Para o estudo, os especialistas analisaram oito grandes pandemias de gripe que datam da década de 1700, além de dados sobre o novo coronavírus

Do CBS News

Enquanto as restrições de coronavírus em todo o mundo estão sendo levantadas, um novo relatório alerta a pandemia que já matou mais de 230.000 pessoas, provavelmente não será contida por dois anos. O estudo de modelagem do Centro de Pesquisa e Política de Doenças Infecciosas (CIDRAP) da Universidade de Minnesota também diz que cerca de 70% das pessoas precisam estar imunes para interromper o vírus.

Para o estudo, os especialistas analisaram oito grandes pandemias de gripe que datam da década de 1700, além de dados sobre o novo coronavírus, para ajudar a prever como o COVID-19 pode se espalhar nos próximos meses e anos. Das oito pandemias passadas contra a gripe, os cientistas disseram que sete tiveram um segundo pico substancial cerca de seis meses após o primeiro. Além disso, alguns apresentaram “ondas menores de casos ao longo de 2 anos” após o surto inicial.

Um fator-chave em sua previsão para a pandemia atual gira em torno da imunidade do rebanho, que se refere à resistência de toda a comunidade à propagação de uma doença contagiosa que resulta quando uma alta porcentagem de pessoas é imune a ela, seja através de vacinação ou exposição prévia.

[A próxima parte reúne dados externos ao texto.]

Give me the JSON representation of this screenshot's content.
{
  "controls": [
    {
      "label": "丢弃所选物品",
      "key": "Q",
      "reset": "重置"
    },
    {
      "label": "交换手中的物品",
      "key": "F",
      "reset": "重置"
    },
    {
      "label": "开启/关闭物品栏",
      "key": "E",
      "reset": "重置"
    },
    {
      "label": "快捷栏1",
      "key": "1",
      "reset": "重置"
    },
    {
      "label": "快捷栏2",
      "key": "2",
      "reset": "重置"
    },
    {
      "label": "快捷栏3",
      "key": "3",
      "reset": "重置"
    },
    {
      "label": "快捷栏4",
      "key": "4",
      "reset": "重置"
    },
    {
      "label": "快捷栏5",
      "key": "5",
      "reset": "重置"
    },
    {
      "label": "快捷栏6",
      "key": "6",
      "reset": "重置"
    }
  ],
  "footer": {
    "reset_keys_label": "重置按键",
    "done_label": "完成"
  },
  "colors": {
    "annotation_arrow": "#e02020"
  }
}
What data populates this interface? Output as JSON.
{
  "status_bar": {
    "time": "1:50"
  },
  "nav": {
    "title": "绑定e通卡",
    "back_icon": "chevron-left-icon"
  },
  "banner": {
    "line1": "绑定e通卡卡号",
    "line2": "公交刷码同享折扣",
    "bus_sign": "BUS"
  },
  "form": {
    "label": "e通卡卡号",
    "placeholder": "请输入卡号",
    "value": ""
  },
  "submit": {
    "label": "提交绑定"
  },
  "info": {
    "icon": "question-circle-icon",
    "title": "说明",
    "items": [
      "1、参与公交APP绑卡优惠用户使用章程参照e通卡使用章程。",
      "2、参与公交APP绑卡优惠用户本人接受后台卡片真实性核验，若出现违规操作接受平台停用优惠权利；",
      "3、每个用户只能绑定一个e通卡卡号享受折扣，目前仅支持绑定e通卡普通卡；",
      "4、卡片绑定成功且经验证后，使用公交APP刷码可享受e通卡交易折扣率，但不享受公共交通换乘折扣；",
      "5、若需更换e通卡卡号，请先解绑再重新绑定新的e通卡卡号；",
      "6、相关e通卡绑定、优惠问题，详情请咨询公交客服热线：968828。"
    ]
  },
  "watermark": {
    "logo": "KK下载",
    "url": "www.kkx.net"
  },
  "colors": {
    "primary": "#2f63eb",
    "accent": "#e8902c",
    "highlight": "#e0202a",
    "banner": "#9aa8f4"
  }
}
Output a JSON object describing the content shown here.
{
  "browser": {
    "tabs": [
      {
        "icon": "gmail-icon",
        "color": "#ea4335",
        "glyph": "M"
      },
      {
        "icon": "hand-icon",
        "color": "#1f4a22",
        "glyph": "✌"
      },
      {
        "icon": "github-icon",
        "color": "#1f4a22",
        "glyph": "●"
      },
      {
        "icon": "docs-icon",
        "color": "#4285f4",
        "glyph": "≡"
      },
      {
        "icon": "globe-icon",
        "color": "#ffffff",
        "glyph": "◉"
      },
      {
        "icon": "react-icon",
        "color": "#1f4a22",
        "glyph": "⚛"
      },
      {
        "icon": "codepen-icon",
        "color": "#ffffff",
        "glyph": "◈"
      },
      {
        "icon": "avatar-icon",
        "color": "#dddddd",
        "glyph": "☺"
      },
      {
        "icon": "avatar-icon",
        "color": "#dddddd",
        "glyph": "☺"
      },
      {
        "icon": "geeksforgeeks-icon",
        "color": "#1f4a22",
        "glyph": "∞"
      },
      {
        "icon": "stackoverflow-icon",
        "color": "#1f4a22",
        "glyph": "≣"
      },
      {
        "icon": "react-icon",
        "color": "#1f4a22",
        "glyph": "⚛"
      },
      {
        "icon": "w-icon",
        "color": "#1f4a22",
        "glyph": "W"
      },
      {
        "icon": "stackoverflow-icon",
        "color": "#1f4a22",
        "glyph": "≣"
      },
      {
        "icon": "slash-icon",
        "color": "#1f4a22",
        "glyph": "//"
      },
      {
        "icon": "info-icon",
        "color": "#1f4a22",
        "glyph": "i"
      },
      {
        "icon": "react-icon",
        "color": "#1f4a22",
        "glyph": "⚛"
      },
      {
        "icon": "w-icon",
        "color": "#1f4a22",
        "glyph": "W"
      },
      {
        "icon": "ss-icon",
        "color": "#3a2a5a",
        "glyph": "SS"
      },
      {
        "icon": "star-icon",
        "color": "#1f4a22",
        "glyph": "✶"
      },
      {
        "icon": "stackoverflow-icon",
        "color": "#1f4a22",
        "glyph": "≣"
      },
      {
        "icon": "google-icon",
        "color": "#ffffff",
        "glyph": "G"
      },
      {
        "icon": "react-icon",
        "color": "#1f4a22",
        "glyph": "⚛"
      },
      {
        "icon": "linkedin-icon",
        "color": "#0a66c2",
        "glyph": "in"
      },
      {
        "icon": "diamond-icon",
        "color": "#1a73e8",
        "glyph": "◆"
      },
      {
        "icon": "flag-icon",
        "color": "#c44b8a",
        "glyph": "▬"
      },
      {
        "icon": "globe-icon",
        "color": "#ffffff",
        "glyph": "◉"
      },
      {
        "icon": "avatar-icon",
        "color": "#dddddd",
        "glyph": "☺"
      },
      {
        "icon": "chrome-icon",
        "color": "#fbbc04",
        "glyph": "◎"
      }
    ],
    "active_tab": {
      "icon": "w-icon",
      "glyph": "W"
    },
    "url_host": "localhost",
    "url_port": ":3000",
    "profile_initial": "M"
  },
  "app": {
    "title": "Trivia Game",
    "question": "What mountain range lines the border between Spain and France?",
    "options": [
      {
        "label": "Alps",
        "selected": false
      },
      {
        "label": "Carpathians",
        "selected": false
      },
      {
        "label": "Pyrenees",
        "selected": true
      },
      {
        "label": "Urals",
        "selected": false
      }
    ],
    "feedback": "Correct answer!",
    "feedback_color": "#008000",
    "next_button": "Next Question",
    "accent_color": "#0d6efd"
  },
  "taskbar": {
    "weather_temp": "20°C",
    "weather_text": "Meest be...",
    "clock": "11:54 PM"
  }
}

“A duração da pandemia provavelmente será de 18 a 24 meses, à medida que a imunidade do rebanho se desenvolver gradualmente na população humana”, diz o relatório. “Dada a transmissibilidade do SARS-CoV-2” – o vírus que causa o COVID-19 – “60% a 70% da população pode precisar estar imune para atingir um limite crítico de imunidade do rebanho para interromper a pandemia”.

Levará tempo para chegar a esse ponto, já que os dados dos exames de sangue mostram que apenas uma pequena fração da população geral foi infectada até agora, e uma possível vacina ainda está a  meses,  se não um ano ou mais . Ainda não está claro se as pessoas que se recuperaram da infecção estarão imunes ou quanto tempo essa proteção duraria.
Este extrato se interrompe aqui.